Spinal Muscular Atrophy
Many people have never heard of spinal muscular atrophy. Sadly, the first time that many people will hear of it is when they are diagnosed with it, or they have a child or a loved on that is diagnosed with the disease.
Spinal muscular atrophy can apply to different disorders. However, they all have a common genetic cause that produces weakness which is a result of lost motor neurons in the brainstem and spinal cord. Symptoms of spinal muscular atrophy in infants include poor muscle tone, muscle weakness, limpness, difficulty swallowing or sucking, weak legs, secretions that accumulate in the throat or lungs, weak crying and inability to reach developmental milestones. Sadly, it seems that the earlier spinal muscular atrophy appears the shorter the life span will be. There is no cure for spinal muscular atrophy and it can be fatal.
Type 1 infantile spinal muscular atrophy is also known as Werdnig-Hoffman disease. It generally appears before six months of age, yet it can appear anytime in the first year. This is the most severe form of spinal muscular atrophy. Infants do not ever have the ability to independently sit.
Type 2 intermediate spinal muscular atrophy is usually diagnosed in children who are between the ages of six and eighteen months. These children are unable to stand or walk. However, they are capable of staying in a seated position for some time.

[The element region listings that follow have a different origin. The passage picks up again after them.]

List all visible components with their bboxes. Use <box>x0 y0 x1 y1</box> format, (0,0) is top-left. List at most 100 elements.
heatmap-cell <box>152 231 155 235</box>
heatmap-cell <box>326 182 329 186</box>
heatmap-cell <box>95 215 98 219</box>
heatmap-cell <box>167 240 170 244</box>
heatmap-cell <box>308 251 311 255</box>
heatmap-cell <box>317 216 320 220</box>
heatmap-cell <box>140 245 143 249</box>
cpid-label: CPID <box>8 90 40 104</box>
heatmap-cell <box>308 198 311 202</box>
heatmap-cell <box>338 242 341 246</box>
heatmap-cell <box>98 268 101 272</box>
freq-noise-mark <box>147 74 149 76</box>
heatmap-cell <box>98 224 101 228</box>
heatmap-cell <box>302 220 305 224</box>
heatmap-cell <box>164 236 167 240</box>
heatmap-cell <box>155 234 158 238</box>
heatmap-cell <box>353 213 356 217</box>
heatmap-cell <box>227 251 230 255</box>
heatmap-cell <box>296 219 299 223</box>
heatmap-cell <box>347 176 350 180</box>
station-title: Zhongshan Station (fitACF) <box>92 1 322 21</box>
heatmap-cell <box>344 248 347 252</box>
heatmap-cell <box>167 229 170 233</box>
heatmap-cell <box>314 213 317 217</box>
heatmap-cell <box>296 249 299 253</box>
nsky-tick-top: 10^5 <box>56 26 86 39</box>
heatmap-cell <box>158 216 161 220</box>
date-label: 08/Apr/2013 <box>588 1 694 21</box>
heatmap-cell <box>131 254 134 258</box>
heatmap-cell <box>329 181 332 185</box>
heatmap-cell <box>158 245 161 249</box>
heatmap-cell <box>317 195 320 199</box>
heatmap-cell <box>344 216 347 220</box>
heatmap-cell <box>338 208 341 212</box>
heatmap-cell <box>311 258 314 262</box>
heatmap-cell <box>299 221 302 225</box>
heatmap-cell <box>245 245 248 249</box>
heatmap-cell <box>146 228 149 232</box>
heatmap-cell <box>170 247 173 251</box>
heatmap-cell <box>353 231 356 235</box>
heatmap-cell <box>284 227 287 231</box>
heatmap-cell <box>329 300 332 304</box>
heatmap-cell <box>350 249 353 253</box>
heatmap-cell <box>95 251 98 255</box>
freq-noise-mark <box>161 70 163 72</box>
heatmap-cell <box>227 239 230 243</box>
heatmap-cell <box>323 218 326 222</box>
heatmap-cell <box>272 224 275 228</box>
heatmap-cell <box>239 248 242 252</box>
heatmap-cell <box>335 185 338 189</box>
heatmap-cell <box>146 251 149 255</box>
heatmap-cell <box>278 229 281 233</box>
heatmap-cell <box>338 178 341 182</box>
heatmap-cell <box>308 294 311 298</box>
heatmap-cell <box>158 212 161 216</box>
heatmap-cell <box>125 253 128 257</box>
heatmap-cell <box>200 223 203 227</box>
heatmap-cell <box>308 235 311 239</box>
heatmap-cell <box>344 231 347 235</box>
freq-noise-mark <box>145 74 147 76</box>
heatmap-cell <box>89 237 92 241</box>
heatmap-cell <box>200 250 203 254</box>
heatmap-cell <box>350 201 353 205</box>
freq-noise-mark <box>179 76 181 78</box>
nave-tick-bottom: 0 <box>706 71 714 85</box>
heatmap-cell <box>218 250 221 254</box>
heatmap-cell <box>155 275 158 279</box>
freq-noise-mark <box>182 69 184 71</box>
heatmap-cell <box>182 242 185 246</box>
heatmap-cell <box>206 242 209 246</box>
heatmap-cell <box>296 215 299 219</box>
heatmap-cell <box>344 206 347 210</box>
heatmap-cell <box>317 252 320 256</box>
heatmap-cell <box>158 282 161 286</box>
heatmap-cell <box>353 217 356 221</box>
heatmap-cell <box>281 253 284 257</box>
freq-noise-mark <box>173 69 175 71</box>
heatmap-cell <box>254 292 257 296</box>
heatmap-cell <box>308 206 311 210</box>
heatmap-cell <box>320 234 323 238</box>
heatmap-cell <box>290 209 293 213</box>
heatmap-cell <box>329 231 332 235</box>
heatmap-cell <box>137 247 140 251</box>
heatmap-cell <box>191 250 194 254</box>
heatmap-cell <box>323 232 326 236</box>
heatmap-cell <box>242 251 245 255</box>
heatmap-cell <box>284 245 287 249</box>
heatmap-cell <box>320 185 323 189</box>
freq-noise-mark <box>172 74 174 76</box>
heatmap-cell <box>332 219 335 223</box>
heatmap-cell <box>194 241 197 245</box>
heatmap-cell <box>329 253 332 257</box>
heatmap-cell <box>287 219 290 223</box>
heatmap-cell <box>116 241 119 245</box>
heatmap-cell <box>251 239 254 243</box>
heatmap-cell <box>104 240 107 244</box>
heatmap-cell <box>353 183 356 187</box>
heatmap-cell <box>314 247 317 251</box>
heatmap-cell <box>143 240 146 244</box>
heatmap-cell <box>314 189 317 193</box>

Type 3 Juvenile spinal muscular atrophy is also known as Kugelberg-Welander disease. This diagnosis is given to children who are eighteen months or older who have been able to walk at one point or another.
Type 4 spinal muscular atrophy is known as adult SMA. The disease is slower to progress and it generally has no effect on life expectancy. Symptoms usually appear in late adolescence with a weakness beginning in the hands, feet or tongue. Over time the disease progresses to other areas of the body.
It should be noted that there are other forms or types of spinal muscular atrophy. Some of them are known while others are unknown and have not been defined. However, all forms of the disease have weakness in common. If an individual has motor denervation and sensory denervation it is known as Hereditary Motor Sensory Neuropathy or Charcot-Marie-Tooth. Adults who have spinal muscular atrophy do not have their intellectual abilities hampered. Many adults with the disease will use assistive devices to help them in their day to day life. Adults with the disease are able to respond sexually and even give birth.
Unfortunately there is no known drug that will alter or cure spinal muscular atrophy. However, there are a few different drugs that are currently being investigated in the laboratory that seem promising.